Terkait pengujian UU, Irfan menerangkan mengenai model Amerika Serikat yang didasarkan pengalaman MA Amerika Serikat memutus perkara Marbury versus Madison pada 1803. Model ini menjadi contoh dan ditiru di seluruh dunia, terutama oleh negara-negara demokrasi yang dipengaruhi oleh sistem konstitusi Amerika Serikat. Dalam model ini, pengujian konstitusionalitas dilakukan sepenuhnya oleh Mahkamah Agung.
“Dalam model Amerika Serikat, judicial review tidak dilakukan oleh badan peradilan tersendiri seperti Mahkamah Konstitusi,” kata Irfan.
Selanjutnya, kata Irfan, ada model Austria yang dikenal sebagai model ‘Constitutional Review’ ala Austria.

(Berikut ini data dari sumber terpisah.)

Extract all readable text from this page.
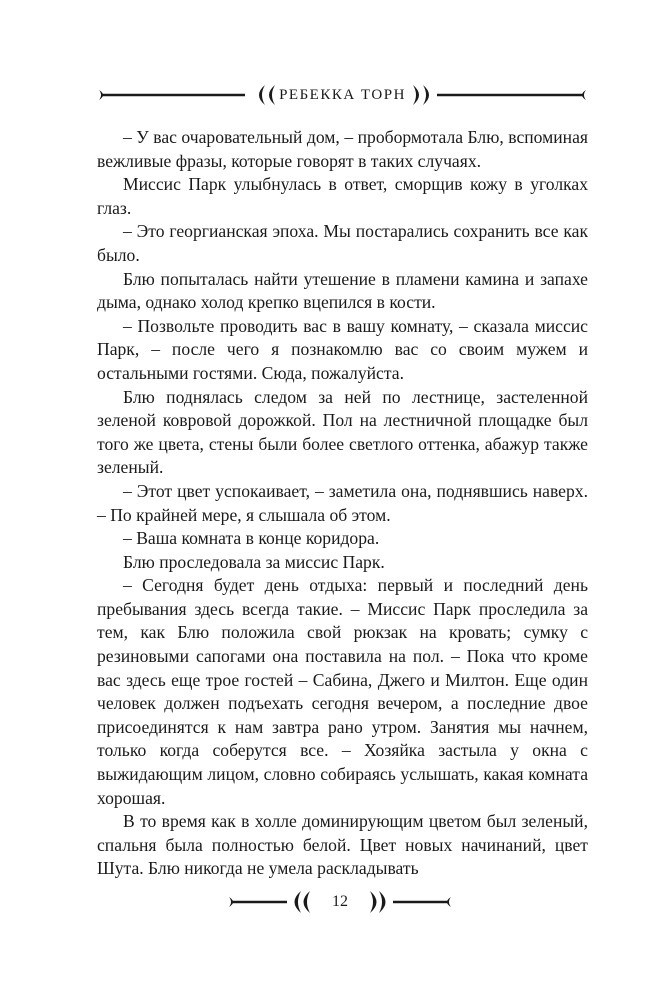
РЕБЕККА ТОРН

– У вас очаровательный дом, – пробормотала Блю, вспоминая вежливые фразы, которые говорят в таких случаях.

Миссис Парк улыбнулась в ответ, сморщив кожу в уголках глаз.

– Это георгианская эпоха. Мы постарались сохранить все как было.

Блю попыталась найти утешение в пламени камина и запахе дыма, однако холод крепко вцепился в кости.

– Позвольте проводить вас в вашу комнату, – сказала миссис Парк, – после чего я познакомлю вас со своим мужем и остальными гостями. Сюда, пожалуйста.

Блю поднялась следом за ней по лестнице, застеленной зеленой ковровой дорожкой. Пол на лестничной площадке был того же цвета, стены были более светлого оттенка, абажур также зеленый.

– Этот цвет успокаивает, – заметила она, поднявшись наверх. – По крайней мере, я слышала об этом.

– Ваша комната в конце коридора.

Блю проследовала за миссис Парк.

– Сегодня будет день отдыха: первый и последний день пребывания здесь всегда такие. – Миссис Парк проследила за тем, как Блю положила свой рюкзак на кровать; сумку с резиновыми сапогами она поставила на пол. – Пока что кроме вас здесь еще трое гостей – Сабина, Джего и Милтон. Еще один человек должен подъехать сегодня вечером, а последние двое присоединятся к нам завтра рано утром. Занятия мы начнем, только когда соберутся все. – Хозяйка застыла у окна с выжидающим лицом, словно собираясь услышать, какая комната хорошая.

В то время как в холле доминирующим цветом был зеленый, спальня была полностью белой. Цвет новых начинаний, цвет Шута. Блю никогда не умела раскладывать

12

Kadang-kadang oleh para sarjana, model Austria ini disebut juga sebagai ‘Continental Model’, ‘Centralized Model’ atau bahkan disebut ‘Kelsenian Model’ yang didasarkan atas model yang dikembangkan oleh Profesor Hans Kelsen pada 1919.
“Hingga melahirkan badan tersendiri untuk menguji UU yaitu Mahkamah Konstitusi,” imbuh Irfan yang didampingi Rudini Sibagariang sebagai Ketua Permahi.

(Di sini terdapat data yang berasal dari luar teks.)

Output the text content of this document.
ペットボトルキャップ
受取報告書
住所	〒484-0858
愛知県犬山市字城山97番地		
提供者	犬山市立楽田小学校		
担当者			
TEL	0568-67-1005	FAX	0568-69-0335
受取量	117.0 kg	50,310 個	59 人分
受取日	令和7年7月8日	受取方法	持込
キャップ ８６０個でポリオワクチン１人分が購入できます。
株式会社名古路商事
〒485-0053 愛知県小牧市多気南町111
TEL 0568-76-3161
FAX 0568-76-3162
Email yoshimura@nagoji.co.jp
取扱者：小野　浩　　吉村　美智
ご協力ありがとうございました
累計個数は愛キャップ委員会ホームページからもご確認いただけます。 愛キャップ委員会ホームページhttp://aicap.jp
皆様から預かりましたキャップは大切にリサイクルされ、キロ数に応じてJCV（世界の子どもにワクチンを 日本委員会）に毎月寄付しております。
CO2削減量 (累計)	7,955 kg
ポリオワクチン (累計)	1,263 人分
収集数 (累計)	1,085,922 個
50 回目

Berikutnya, lanjut Irfan, ada model Perancis yang kewenangan judicial review-nya tidak diberikan ke lembaga peradilan. Kewenangan menguji undang-undang diberikan ke sebuah Dewan Council Perancis.
Lebih lanjut Irfan memaparkan sejarah pembentukan Mahkamah Konstitusi di Indonesia. Saat penyusunan UUD 1945, Moh.Yamin mengusulkan pendirian Mahkamah yang bertugas melakukan pengujian terhadap konstitusi. Hal ini disampaikan pada sidang Badan Penyelidik Usaha Persiapan Kemerdekaan (BPUPK). Menurut Yamin, seharusnya Balai Agung (MA) diberi wewenang untuk membanding Undang-Undang (judicial review). “Tetapi usulan ini ditentang oleh Mr. Soepomo,” ucap Irfan.
Bertahun-tahun kemudian, barulah dibentuklah Mahkamah Konstitusi Republik Indonesia (MK RI) pada 13 Agustus 2003. MK RI memiliki empat kewenangan dan satu kewajiban. Wewenang pertama adalah menguji UU terhadap UUD 1945, wewenang kedua adalah memutus sengketa kewenangan lembaga negara yang kewenangannya diberikan oleh UUD 1945. Berikutnya, ada wewenang memutus pembubaran partai politik dan memutus perselisihan tentang hasil pemilu termasuk pemilu kepala daerah dan wakil kepala daerah.
Selain itu, Mahkamah Konstitusi memiliki satu kewajiban yaitu memberikan putusan atas pendapat DPR bahwa presiden dan/atau Wakil Presiden diduga telah melakukan pelanggaran hukum berupa pengkhianatan terhadap negara, korupsi, penyuapan maupun tindak pidana lainnya. (Nano Tresna Arfana/mh)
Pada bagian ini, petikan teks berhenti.